“I’m not going anywhere. I’m not even playing the lottery,” my father Jerry P. Jackson said to my startled ears.
It was the beginning of social isolation in March and he was taking every precaution against Covid-19. He had stocked up on food and wasn’t leaving his house in the Lithonia suburbs of Atlanta. I would drive by and sit in the car to talk to him and he’d wave from a fold-out chair under his carport. He wouldn’t hug me or even give me a fist bump. “I’m in the group that’s most vulnerable to this,” he said, as a 69-year-old who had spent his career working as a public health educator at the U.S. Centers for Disease Control and Prevention.
Gambling is one of my dad’s favorite forms of entertainment. There is usually a stack of lotto tickets in his SUV, and he often enjoys a game of poker with friends and family. But the lottery and poker were things he had to give up in order to keep himself safe from the virus.

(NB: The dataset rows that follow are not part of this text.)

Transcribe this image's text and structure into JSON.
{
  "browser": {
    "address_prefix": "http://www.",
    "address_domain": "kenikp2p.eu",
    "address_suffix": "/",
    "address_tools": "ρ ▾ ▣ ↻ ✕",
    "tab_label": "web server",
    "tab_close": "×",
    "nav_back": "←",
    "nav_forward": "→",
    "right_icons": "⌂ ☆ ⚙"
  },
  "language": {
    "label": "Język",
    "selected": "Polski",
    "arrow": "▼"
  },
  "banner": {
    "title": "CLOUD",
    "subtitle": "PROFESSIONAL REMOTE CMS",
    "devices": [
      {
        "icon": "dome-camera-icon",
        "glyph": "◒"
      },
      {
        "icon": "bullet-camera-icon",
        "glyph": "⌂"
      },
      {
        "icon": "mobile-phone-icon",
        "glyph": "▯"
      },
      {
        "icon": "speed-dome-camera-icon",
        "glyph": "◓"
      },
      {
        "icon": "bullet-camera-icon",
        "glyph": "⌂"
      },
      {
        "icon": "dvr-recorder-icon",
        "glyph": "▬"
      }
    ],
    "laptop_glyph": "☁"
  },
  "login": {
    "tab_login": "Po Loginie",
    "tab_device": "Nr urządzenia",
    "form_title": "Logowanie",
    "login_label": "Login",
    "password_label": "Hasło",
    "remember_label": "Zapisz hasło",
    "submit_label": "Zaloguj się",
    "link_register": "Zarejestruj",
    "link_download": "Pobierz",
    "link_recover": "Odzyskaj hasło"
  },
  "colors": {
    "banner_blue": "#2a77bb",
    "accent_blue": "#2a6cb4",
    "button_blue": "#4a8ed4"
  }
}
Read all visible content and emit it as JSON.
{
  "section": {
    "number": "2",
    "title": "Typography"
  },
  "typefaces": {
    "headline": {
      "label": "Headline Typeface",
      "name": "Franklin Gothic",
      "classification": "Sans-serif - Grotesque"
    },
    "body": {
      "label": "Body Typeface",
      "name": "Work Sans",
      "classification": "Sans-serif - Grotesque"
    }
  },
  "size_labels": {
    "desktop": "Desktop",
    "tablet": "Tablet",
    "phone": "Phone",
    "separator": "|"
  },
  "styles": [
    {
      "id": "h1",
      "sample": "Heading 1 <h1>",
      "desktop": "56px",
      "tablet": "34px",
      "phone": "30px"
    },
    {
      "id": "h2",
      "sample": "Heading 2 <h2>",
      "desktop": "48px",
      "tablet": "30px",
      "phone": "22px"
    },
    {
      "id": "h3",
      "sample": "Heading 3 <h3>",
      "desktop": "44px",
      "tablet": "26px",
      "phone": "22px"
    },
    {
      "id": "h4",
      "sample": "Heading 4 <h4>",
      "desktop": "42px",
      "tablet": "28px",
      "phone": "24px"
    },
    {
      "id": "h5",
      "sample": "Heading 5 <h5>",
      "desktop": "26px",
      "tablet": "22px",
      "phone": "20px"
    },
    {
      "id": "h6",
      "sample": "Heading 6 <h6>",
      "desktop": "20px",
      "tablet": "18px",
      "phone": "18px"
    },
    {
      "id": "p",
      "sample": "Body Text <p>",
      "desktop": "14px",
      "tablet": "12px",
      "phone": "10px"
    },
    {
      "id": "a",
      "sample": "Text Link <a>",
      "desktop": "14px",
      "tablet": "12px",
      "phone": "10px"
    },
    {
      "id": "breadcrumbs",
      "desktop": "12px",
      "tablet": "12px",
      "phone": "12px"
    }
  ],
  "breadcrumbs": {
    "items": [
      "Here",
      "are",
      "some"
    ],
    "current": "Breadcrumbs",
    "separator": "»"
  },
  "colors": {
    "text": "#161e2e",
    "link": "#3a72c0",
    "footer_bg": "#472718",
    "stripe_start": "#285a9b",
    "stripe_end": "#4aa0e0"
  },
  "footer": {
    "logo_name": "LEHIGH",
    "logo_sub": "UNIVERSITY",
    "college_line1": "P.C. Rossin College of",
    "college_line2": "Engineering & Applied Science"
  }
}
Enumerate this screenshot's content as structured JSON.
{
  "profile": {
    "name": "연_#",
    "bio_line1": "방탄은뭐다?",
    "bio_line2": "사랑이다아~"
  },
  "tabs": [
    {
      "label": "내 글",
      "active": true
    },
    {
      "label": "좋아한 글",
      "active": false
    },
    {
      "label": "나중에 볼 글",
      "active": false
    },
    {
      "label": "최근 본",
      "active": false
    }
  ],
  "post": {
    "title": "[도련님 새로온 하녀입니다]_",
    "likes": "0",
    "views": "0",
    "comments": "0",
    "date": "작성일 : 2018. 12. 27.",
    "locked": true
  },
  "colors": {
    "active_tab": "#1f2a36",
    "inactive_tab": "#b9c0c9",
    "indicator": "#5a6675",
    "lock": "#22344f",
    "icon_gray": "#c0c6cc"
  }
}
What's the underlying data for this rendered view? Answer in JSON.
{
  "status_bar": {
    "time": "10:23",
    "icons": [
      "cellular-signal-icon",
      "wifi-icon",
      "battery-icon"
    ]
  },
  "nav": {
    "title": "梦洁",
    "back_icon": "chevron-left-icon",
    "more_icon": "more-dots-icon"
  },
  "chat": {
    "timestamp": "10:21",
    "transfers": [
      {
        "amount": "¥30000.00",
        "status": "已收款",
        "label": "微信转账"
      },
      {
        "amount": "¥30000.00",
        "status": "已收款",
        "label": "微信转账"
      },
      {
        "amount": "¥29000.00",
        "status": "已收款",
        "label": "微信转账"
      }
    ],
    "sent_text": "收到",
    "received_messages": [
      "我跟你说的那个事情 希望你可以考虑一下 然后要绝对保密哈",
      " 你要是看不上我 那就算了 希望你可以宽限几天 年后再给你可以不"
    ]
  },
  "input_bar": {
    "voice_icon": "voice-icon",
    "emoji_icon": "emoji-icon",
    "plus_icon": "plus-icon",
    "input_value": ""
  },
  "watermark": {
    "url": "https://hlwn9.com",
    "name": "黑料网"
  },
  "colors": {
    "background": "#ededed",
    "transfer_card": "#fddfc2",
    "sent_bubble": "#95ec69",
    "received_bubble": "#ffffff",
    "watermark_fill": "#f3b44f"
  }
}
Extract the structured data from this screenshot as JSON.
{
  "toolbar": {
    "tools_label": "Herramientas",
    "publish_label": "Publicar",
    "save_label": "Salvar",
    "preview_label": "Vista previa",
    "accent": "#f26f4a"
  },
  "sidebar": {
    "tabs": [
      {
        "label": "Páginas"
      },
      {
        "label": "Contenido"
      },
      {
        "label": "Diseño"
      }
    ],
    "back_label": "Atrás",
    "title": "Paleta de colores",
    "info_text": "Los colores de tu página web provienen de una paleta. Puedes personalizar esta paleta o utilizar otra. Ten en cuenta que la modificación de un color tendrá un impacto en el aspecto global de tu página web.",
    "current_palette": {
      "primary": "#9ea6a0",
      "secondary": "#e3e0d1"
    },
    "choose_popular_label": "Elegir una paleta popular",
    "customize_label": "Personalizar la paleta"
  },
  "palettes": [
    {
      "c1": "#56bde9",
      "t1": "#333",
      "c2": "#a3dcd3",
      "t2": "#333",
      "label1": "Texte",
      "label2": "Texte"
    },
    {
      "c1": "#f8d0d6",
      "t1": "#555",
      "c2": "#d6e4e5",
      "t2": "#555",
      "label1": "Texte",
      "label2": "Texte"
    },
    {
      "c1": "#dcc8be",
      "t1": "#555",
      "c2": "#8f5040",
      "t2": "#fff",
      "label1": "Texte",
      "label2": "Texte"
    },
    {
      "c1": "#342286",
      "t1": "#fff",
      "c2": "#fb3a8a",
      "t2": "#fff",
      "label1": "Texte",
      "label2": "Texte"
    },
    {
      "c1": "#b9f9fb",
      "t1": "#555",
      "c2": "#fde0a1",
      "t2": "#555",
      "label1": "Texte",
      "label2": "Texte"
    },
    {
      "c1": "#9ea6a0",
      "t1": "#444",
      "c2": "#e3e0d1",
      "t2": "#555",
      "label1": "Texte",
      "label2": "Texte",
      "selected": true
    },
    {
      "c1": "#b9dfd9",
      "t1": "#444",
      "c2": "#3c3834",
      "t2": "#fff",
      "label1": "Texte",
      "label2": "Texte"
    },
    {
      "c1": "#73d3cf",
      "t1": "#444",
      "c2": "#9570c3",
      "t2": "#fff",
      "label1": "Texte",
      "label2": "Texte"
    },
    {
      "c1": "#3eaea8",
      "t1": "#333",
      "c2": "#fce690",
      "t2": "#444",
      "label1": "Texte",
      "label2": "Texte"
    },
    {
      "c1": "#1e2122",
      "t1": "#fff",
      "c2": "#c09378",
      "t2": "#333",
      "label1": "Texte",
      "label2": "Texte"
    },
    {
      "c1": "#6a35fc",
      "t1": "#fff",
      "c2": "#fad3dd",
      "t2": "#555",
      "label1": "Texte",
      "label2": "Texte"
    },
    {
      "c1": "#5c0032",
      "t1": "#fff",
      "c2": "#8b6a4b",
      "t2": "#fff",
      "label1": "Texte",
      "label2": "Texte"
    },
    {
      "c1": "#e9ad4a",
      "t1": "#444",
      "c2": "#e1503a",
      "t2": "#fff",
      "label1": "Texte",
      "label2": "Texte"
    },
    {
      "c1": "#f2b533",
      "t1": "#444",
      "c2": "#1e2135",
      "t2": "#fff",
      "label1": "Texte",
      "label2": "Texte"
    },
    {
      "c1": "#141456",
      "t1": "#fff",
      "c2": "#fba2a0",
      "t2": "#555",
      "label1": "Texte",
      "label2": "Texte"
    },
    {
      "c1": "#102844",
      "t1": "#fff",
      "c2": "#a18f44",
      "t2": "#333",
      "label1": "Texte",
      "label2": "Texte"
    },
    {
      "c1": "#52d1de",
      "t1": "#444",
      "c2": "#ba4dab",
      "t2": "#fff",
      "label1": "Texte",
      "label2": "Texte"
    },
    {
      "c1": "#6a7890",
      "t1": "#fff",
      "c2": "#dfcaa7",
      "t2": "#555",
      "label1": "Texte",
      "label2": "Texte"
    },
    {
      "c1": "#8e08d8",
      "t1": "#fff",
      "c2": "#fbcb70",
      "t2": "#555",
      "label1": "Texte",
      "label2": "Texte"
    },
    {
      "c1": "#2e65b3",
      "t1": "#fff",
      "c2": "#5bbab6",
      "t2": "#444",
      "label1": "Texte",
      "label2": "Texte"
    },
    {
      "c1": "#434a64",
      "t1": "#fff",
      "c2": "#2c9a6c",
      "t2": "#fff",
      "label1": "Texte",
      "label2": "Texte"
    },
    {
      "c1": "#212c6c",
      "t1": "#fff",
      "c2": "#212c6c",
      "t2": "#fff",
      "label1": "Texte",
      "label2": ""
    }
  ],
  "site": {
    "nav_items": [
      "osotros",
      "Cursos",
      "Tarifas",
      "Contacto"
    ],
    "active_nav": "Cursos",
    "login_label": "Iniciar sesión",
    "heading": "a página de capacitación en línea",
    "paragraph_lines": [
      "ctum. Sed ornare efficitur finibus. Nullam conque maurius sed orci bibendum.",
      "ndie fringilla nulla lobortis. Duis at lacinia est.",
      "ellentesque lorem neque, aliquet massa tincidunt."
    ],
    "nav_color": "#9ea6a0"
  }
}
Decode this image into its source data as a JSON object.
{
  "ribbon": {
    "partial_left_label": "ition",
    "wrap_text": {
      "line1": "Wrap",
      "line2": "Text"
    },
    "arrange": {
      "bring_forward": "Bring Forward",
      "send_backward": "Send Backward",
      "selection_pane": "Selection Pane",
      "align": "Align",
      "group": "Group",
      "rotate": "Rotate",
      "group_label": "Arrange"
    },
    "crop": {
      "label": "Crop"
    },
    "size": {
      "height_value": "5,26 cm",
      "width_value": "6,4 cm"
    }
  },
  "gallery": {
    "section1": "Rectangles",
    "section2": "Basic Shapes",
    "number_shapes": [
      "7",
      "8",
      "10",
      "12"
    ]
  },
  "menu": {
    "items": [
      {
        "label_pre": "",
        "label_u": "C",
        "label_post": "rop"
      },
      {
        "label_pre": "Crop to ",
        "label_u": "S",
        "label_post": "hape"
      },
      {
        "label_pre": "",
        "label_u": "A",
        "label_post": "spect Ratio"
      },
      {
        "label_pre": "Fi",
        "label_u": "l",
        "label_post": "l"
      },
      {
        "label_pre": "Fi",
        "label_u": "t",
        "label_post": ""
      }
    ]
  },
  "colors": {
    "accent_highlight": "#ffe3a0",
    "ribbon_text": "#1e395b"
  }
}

And truthfully his gambling is a habit I judged. The chances of you winning were slim, so why bother?
Which makes my realization even more perplexing: I, too, have been playing the lottery. But instead of scratch offs and powerball numbers, like millions of Black women in America, I gamble by loving the Black men in my life. And the stakes are much higher with our hearts on the line.
We roll the dice that they will come home.
We cross our fingers and whisper prayers that things will go as planned.
And then we grieve when the news serves us another reminder that our society isn’t safe for us. It feels like Black men—and women—are born with bullseyes on our backs.
The recent death of George Floyd at the hands of police officers in Minneapolis is devastating and terrifying. His horrendous end under the knee of a sworn civil servant immortalized by cell phone footage and seared to our collective psyche pokes at all of the scars and scabs of the other Black men we’ve mourned. The fathers, brothers, boyfriends, husbands, baby daddies, uncles, cousins, neighbors, bosses, friends, classmates that we’ve loved.
And then there’s the sobering reality that many of the men we mourn are still breathing. Men who could be great husbands, fathers, CEOs, community leaders, if only they weren’t so bent and broken by this system. If only they had a chance to access their full potential.
These are the men who aren’t willing to risk it big by going for their dreams or opening their hearts fully because breathing while Black feels like a risk.
During Covid, I’ve heard from some of the Black men in my past who held their hearts so close they couldn’t see their cards. They text the obligatory, “just checking on you” and “how’s the family?” messages. One even sent a letter. (Yes, really. He had clearly sprayed it with his cologne before placing a stamp.)
“I’ve never met someone like you who had the ability to make me feel so loved, vulnerable and nervous at the same time,” he wrote, almost two years after we broke up. “You had a Black man shook.” We dated for a few months before I hit the wall he held around his heart. I got tired of fighting to get inside and stopped trying. Now I wonder if I can blame him for mitigating risk in a society that has oppressed African Americans since its inception.
I once dated a Black man who prided himself on never having been arrested. His dad had gone to prison for financial fraud, and his son had spent his life doing whatever it took to avoid the same fate. I saw first-hand how running so hard from what he didn’t want paralyzed him from going for what he desired.
In 2014, when Eric Garner, an African American father, was murdered on a New York City sidewalk in an illegal chokehold by a police officer, I asked my then boyfriend to join me at a rally. He declined and I was frustrated that he didn’t want to protest the egregious act. “I live this every day,” he whispered. In that moment, I sensed the impact the trauma was having on him and respected his decision not to join a rally or be active in organizing. I also knew in my spirit a man who wouldn’t fight for his own life, wouldn’t be able to fight for mine either. I soon after threw in my cards in our relationship.
Even more startling then acknowledging how I gamble by loving Black men, is the reality that I have been the dealer in the casino. I spent a decade encouraging Black women to freely love, especially on Black men. As Relationships Editor at Essence for seven years, the global media company serving Black women, it was my job to feed the hope that great love was available for our millions of readers. I took great pride in my role. I would research and report on eligible bachelors and inspiring love stories—the couple who met while both staying in a homeless shelter and now run a real estate company, the single doctors and lawyers who wanted a good woman by their side. But should those stories have come with a warning label?
Because being Black in America comes with unique risks. We are 2.5 times more likely to be murdered by police or arrested than our white counterparts. And that burden can be heavy.
Yet the rewards can outweigh the risks. Being loved and loving the Black men in my life has produced some of my sweetest memories and been one of my greatest emotional gyms. Like many women before me, it’s strengthened my hope, courage, resilience and self-respect.
My dad will eventually resume his lottery playing, but in my mind, he is already a walking winning ticket, like every other Black man in America. He has overcome many odds to still be breathing today. And the only way through this trauma and to a better world is love.